In the grand scheme of things isn’t this way of thinking extremely optimistic? I mean, we’re assuming we’re even going to be here tomorrow. Life is a precious thing that can be taken away in the blink of an eye. How often do we consider not getting to that point we all imagine – that place we call “settled down”? I have a friend who I think I’ve mentioned in a blog post before that hates his degree. He is constantly miserable and under pressure and wakes up each morning dreading lectures or assignments or exams on things he’s simply not interested in. Since the first year I’ve said “quit, do what makes you happy”. People tell me it’s not as simple as that but having left university twice myself much to the disdain of my family I can assure you it is. My friend’s response to quitting was that he needed to get a decent final mark in order to obtain a decent job in which he can make decent money to provide for the future. To “make a life” for himself.
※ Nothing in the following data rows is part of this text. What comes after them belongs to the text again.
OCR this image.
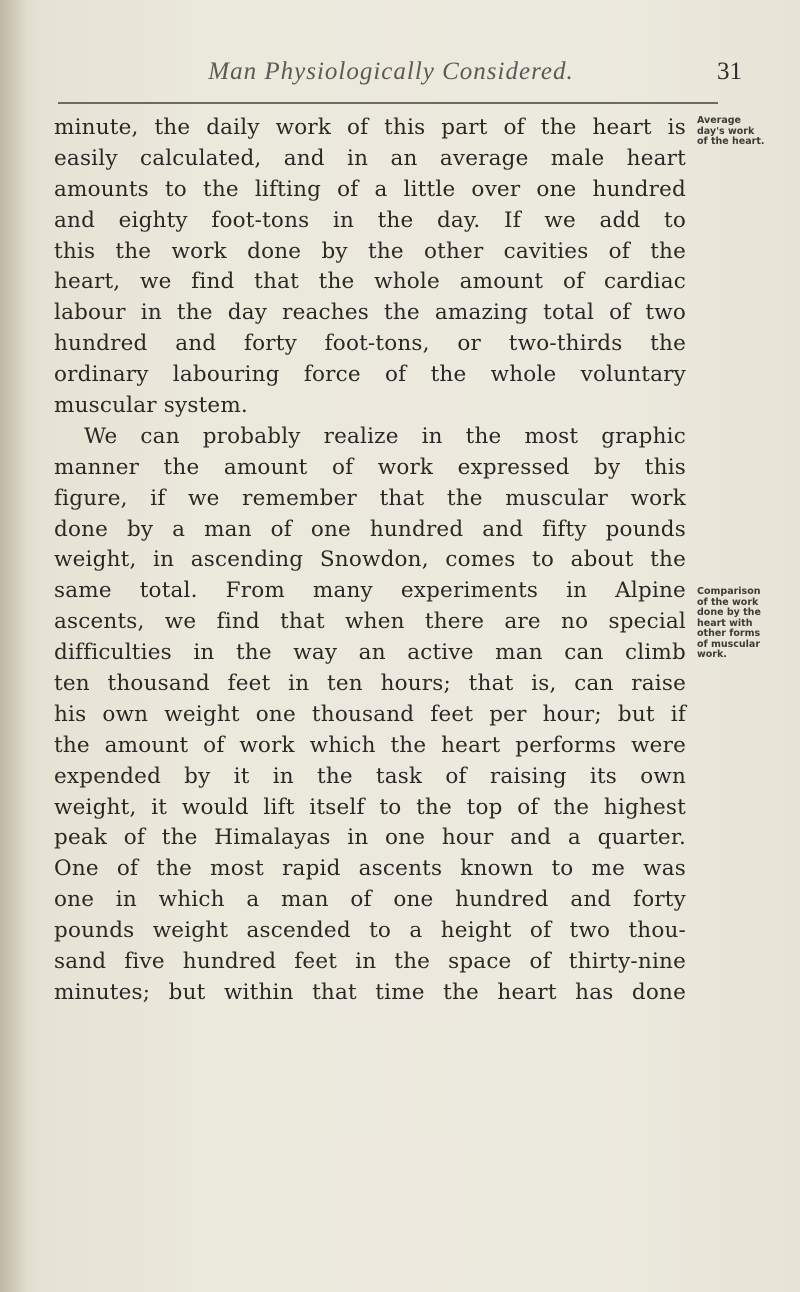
Man Physiologically Considered.	31
minute, the daily work of this part of the heart is
easily calculated, and in an average male heart
amounts to the lifting of a little over one hundred
and eighty foot-tons in the day. If we add to
this the work done by the other cavities of the
heart, we find that the whole amount of cardiac
labour in the day reaches the amazing total of two
hundred and forty foot-tons, or two-thirds the
ordinary labouring force of the whole voluntary
muscular system.
We can probably realize in the most graphic
manner the amount of work expressed by this
figure, if we remember that the muscular work
done by a man of one hundred and fifty pounds
weight, in ascending Snowdon, comes to about the
same total. From many experiments in Alpine
ascents, we find that when there are no special
difficulties in the way an active man can climb
ten thousand feet in ten hours; that is, can raise
his own weight one thousand feet per hour; but if
the amount of work which the heart performs were
expended by it in the task of raising its own
weight, it would lift itself to the top of the highest
peak of the Himalayas in one hour and a quarter.
One of the most rapid ascents known to me was
one in which a man of one hundred and forty
pounds weight ascended to a height of two thou-
sand five hundred feet in the space of thirty-nine
minutes; but within that time the heart has done
Average
day's work
of the heart.
Comparison
of the work
done by the
heart with
other forms
of muscular
work.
I find it really interesting how we can allow ourselves to suffer for something we only have a chance of obtaining. People wake up dreading what’s to come that day for such a long time, whether it be their university course or job position not motivating or inspiring them, in hope to be rewarded for it later. I very much believe in living in the moment but find it difficult to do consistently just like everyone else. As I said before everything has a consequence and sometimes it’s more complicated than just overlooking that.

In the same way, the important people in our life are always included in our future plans. Obviously we understand that people don’t live forever, but until a letter from the doctors comes through the door or something, death isn’t really even an option.  And that’s not a BAD thing; we can’t live our lives in fear of the worst case scenario. We couldn’t get on with the day if “he might die” or “she might die” is running through our heads, (although if it did I bet we’d all be a lot nicer to each other). That squirrel wouldn’t collect his nuts for the winter if he was afraid to go out and get eaten by a fox. I didn’t visit her for a long time because the thought she could get poorly and leave us hadn’t crossed my mind. It’s not that I didn’t want to or couldn’t be bothered. There was no sense of urgency.
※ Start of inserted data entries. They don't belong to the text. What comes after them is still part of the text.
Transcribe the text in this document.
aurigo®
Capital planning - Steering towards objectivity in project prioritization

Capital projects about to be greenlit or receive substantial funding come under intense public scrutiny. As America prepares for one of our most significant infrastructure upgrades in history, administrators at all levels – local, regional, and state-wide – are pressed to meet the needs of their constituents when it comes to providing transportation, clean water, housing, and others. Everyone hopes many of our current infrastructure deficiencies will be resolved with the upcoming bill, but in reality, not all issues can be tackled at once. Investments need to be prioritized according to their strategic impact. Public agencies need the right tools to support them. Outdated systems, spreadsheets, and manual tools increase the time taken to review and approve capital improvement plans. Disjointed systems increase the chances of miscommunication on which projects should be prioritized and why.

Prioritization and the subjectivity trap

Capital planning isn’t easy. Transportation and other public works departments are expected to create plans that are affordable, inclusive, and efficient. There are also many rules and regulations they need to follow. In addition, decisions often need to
She was diagnosed with cancer today. And we think she has Parkinson’s.

To anyone that is reading this that has put off seeing a loved one, please try and find the time to catch up – even if it’s just a phone call. Tomorrow they might not be the same person anymore. Life IS precious and in the grand scheme of things so fleeting. If there are things you want to say or making up to do with family or friends do it today, do it now. Put aside any principle or pride and remember how easily and unfairly they can be taken from you. Is it really worth holding the grudge in the end?

I hugely regret not visiting her in the time her mind deteriorated. I will never come through the door and see her face filled with memories shared and love and understanding like before. I didn’t know, I hadn’t planned for this. Do you see what I’ve been saying? Homosapians have developed far beyond a bloody squirrel. Stop doing or not doing things now in assumption for the future. Don’t suffer now in order to be happy later. “Later” is just as vague as asking the length of a piece of string. We have beautiful minds and the capability to think and feel and remember and we should use them right now in a way that satisfies us before the same opportunities aren’t there anymore. This sad story of my Grandmother is just one example of dangerously leaving things to be better in the future. The world doesn’t always work like that. We’ve all got something we’ve been putting off doing. Now is as good a time as any and it takes something like I’ve experienced today to realise that. Don’t wait to understand it yourself, just trust me: do it now or regret it later.